I nodded eagerly, mouth full.

“In the next village there is a high escarpment. They say there is a great black boar there that portends disaster for those who are unlucky enough to see it. It appears to lone walkers, or farmers rounding up errant sheep. It is a terrible sight, for they know that soon they will be presented with a situation that can only end badly.”

He paused, maintaining eye contact. Was there a twinkle there or was it the lamp that was now blazing?

“Does it really exist? people ask themselves. Those who believe say that there is proof. The escarpment is formed of a special kind of rock. It is hard as steel, but, inexplicably, up there set into these stones are the footprints of the beast.”

Like the tiles on the ground floor of Les Genévriers.

“Could the footprints be the remains of fossils, perhaps?” I suggested.

“It’s why we need to hunt,” said M. Durand emphatically.

“So you think the story must be true?”

“We need to hunt,” he repeated slowly.

I became aware that other conversations had stopped and that he had a wider audience as he added, turning to Dom now, “We have always hunted on this hillside, it’s traditional. We will continue to hunt, no matter who nominally owns the land.”

There was a pause, before Dom asked, “What do you go after?”

“Pheasant, partridge, rabbits and hares, a boar if we find one.”

I missed the point, at the time. I asked Durand if there was a good collection of these stories I could buy, but he did not know. He supposed they must be written down somewhere, but he had only ever heard them spoken from memory.

“Shepherds’ tales,” he said dismissively.

W
e were about to leave, rummaging for our jackets in the hall, when the woman came up to us. She had been sitting farther down the table, and we’d not spoken.

“It is you, isn’t it?”

She was in her mid-thirties perhaps. Her wide mouth was glossy with newly applied plum lipstick, which was a striking combination with her well-cut auburn hair. The kind of Frenchwoman who maintains a slim figure and immaculate grooming at all times as a demonstration of national pride. She was smiling and nodding, looking Dom directly in the eye.

Very charmingly and in much-improved French, he explained that she must be mistaken. He seemed genuinely puzzled, amused even. There was no reason for me to think he was holding anything back.

“But—a couple of years ago, no?”

He smiled but shook his head.

“The villa down the hill—the Mauger place . . .”

Sadly, he assured her, she was mistaken.

O
utside, clouds were thickening, now rising, and creeping up between the trees like spirits. The sun hung low and pink-tinged above fields of muddy sheep, streaking the dead sky lupine, mauve, and apricot.

Dom strode ahead. As I hurried to keep up, I realized he was furious.

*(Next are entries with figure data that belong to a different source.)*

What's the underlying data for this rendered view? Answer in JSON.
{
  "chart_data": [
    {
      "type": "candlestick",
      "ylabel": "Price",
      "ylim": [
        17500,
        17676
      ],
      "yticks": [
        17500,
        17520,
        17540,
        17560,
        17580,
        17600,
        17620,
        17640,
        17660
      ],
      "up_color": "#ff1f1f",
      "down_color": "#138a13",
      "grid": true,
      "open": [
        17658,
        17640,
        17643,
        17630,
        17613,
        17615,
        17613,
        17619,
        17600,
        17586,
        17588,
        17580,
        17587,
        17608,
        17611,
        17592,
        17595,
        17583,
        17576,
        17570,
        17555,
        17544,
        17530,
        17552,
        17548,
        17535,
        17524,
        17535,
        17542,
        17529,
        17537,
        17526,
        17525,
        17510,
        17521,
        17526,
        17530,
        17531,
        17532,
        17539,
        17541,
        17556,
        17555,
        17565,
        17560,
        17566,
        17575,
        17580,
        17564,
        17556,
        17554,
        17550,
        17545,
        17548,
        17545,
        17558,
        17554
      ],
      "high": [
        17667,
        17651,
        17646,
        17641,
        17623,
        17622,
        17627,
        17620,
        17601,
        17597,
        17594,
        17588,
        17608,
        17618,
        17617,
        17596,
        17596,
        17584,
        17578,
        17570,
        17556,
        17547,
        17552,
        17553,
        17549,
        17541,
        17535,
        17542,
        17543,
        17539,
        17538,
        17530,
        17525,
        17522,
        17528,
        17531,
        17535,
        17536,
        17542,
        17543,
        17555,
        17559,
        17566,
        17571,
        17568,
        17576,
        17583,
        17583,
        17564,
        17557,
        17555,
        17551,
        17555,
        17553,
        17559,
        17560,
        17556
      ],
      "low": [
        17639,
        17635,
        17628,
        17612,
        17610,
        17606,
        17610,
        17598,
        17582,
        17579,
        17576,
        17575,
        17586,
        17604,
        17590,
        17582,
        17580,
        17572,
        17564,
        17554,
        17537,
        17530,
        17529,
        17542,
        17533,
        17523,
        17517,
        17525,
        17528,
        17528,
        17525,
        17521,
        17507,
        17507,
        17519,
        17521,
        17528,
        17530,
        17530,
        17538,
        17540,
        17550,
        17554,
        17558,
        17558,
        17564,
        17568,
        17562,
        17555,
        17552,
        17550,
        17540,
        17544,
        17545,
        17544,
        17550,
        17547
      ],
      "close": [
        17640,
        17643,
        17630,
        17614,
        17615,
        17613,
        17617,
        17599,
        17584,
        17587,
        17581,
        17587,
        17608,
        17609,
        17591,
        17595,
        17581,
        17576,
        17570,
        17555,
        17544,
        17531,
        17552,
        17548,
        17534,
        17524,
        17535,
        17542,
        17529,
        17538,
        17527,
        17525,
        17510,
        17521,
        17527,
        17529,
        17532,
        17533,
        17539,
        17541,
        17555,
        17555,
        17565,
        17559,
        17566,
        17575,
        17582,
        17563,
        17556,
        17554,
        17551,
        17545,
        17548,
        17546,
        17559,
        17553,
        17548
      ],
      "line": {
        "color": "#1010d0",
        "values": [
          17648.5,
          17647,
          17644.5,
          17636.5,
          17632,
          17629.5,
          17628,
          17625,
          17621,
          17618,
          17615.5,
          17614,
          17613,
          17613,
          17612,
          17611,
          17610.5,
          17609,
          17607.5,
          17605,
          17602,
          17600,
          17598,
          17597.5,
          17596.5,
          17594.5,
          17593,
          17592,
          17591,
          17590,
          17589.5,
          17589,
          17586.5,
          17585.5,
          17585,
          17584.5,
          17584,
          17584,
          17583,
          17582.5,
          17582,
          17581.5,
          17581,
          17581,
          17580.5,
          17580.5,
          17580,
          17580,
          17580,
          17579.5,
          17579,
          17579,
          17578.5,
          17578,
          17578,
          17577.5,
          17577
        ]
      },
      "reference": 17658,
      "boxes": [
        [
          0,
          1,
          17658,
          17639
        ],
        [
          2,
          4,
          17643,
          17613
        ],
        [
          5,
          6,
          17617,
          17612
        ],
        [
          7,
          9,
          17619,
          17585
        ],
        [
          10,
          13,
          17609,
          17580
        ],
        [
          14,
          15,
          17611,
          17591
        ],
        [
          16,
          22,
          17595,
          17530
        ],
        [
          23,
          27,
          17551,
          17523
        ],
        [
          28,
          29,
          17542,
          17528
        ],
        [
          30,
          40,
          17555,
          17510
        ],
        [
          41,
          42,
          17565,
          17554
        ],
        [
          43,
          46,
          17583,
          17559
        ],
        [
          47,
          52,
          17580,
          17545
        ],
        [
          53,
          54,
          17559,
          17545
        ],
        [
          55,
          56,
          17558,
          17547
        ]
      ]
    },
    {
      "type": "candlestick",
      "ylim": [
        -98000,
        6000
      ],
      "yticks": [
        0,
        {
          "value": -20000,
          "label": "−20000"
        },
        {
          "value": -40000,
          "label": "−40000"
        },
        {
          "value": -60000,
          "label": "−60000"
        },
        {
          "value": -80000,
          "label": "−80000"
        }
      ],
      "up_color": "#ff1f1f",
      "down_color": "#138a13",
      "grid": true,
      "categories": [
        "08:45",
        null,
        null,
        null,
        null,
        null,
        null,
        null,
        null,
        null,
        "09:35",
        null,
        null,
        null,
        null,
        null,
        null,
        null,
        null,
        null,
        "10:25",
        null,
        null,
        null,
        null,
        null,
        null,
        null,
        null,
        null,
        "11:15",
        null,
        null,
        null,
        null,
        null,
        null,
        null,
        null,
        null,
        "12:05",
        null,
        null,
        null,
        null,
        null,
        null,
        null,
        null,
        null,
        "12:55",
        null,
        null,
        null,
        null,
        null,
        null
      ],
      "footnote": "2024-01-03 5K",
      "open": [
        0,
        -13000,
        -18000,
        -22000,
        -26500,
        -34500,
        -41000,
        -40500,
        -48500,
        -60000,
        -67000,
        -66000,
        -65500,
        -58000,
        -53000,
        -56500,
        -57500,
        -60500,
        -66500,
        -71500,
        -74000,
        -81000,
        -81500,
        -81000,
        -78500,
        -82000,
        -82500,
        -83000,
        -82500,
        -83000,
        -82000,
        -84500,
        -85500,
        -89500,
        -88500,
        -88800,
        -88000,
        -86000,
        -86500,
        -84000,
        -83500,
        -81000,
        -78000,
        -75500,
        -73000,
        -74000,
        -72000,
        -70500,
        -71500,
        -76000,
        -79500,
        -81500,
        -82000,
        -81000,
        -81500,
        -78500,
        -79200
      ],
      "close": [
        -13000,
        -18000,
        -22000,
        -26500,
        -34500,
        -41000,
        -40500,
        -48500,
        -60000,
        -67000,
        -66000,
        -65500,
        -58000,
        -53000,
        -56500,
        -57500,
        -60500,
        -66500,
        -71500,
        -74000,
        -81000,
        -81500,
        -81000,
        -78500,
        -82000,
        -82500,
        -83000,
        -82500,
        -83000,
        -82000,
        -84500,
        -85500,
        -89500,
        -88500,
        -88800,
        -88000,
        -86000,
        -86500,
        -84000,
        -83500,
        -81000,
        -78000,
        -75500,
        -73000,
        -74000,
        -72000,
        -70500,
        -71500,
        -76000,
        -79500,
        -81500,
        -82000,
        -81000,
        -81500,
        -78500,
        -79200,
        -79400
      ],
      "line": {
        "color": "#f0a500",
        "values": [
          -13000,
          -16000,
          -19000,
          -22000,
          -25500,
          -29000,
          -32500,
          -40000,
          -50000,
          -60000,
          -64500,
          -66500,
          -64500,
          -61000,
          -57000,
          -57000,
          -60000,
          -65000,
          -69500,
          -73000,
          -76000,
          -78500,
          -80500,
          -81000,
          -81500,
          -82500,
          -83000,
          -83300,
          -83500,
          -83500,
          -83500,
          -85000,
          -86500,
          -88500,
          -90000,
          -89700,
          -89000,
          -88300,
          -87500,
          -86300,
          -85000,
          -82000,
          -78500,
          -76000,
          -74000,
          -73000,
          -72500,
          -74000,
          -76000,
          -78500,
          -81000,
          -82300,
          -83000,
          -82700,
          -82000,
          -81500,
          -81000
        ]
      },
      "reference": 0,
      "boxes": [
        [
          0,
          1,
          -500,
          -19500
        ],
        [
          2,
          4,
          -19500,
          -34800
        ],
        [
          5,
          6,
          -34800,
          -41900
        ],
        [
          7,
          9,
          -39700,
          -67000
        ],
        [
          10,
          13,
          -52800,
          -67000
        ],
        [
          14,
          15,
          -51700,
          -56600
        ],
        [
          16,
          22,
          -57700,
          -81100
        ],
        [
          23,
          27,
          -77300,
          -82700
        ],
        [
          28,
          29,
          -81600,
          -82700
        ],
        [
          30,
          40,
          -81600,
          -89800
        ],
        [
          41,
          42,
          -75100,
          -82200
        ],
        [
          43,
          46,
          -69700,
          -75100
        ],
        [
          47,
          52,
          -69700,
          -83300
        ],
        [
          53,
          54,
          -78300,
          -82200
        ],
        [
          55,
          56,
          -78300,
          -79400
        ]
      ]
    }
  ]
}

“We’ve been given fair warning,” he said.

“What?”

“The hunters.”

He explained angrily, as we walked, that we had been drawn in and firmly informed that we should not attempt to interfere in local life. Any complaints if the hunters appeared on our land would be futile.

D
om was still sleeping upstairs the next morning when I crept down for coffee and some pills for my headache. Wine-induced, most likely. My thoughts were racing, as they always do the morning after too much alcohol. Scenes from the previous day ran on a self-lacerating loop through my mind. Had I made a fool of myself? Were M. Durand’s words really a threat? Had Dom understood correctly?